Porsche has lifted a little corner of the opaque veil that has, until now, blanketed the plans for a new 911 sculpture, intended to grace the Stuttgart district of Zuffenhausen in Germany. The state-of-the-art structure aims to be the visual highlight of the Porscheplatz roundabout, where the sports car manufacturer’s headquarters and museum dominate the traffic scene.
Anyone who attended the 2013 Goodwood Festival of Speed is bound to recognise the slender lines of Porsche’s wishful landscape marker. Three 911 generations, apparently driving straight out of the ground on glistening white tracks, was exactly what visitors of the motorsport event could feast their eyes on near Goodwood House in West Sussex, England.

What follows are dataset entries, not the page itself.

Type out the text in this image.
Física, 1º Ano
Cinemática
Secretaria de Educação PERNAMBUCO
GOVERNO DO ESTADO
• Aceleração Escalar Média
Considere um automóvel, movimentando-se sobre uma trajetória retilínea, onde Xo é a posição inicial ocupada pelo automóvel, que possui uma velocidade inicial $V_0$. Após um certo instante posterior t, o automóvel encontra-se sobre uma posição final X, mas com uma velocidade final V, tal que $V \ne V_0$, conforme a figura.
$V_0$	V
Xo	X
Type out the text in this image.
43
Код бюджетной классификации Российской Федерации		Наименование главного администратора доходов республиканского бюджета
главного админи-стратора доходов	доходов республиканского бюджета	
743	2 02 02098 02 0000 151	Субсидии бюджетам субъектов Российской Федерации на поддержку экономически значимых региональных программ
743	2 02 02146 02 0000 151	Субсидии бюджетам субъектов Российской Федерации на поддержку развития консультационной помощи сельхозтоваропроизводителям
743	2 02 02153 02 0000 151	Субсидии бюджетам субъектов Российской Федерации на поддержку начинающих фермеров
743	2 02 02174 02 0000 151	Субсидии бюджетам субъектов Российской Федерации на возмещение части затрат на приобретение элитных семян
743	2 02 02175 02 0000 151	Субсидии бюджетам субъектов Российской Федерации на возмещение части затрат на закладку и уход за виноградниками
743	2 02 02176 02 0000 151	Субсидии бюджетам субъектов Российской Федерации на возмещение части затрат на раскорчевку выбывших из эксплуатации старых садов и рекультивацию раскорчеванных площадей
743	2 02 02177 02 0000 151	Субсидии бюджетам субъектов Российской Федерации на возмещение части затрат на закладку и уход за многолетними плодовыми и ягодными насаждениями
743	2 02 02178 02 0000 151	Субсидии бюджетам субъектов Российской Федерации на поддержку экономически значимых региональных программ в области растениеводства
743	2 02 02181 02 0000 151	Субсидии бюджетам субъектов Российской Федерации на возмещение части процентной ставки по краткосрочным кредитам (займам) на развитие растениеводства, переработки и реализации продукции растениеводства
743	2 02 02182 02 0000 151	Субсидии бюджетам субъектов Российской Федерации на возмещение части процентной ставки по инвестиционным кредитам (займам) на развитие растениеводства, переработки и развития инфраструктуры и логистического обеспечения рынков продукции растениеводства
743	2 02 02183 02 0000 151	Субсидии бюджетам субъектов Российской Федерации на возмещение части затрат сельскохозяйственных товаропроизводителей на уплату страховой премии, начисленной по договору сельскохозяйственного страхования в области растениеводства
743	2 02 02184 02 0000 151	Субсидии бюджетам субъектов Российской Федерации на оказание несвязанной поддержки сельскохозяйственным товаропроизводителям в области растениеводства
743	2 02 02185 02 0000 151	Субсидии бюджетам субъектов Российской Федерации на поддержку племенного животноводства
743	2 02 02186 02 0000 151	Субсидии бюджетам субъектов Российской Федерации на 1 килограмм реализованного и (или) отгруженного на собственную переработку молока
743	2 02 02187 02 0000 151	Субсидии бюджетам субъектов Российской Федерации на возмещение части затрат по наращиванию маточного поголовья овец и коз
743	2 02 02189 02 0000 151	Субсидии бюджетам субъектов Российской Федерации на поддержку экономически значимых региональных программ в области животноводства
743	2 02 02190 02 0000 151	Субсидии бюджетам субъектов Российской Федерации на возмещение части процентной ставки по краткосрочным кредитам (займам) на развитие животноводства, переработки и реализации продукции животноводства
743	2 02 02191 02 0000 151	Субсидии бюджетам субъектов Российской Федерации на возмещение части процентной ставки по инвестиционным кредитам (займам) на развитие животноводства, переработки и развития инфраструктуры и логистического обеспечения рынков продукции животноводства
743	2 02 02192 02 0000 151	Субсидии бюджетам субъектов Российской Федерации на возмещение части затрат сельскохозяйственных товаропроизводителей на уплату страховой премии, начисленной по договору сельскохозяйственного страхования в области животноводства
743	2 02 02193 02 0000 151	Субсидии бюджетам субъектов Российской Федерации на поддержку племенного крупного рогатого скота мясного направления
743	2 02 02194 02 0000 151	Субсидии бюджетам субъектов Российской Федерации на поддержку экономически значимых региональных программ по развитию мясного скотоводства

The German version means to display proud symbols of the 911’s finest hours, which have ticked away in Zuffenhausen for the last fifty years. These illustrious representatives will stop their race for the sky at a height of 24m, their metallic road ribbons sprouting up from a 10m-wide base. In order to reinforce the effect of the vehicle trio bursting through the soil, the Porsche team seeks to substitute a grass covering for the current roundabout gravel.
Today, the Environment and Technology Committee of the Stuttgart City Council and the Zuffenhausen District Council can scrutinise Porsche’s project in further detail. Construction works will probably take place in July and August 2015, so as to profit from off-peak travel times and thus ensure a serene summer traffic flow. An official inauguration ceremony will follow later that year.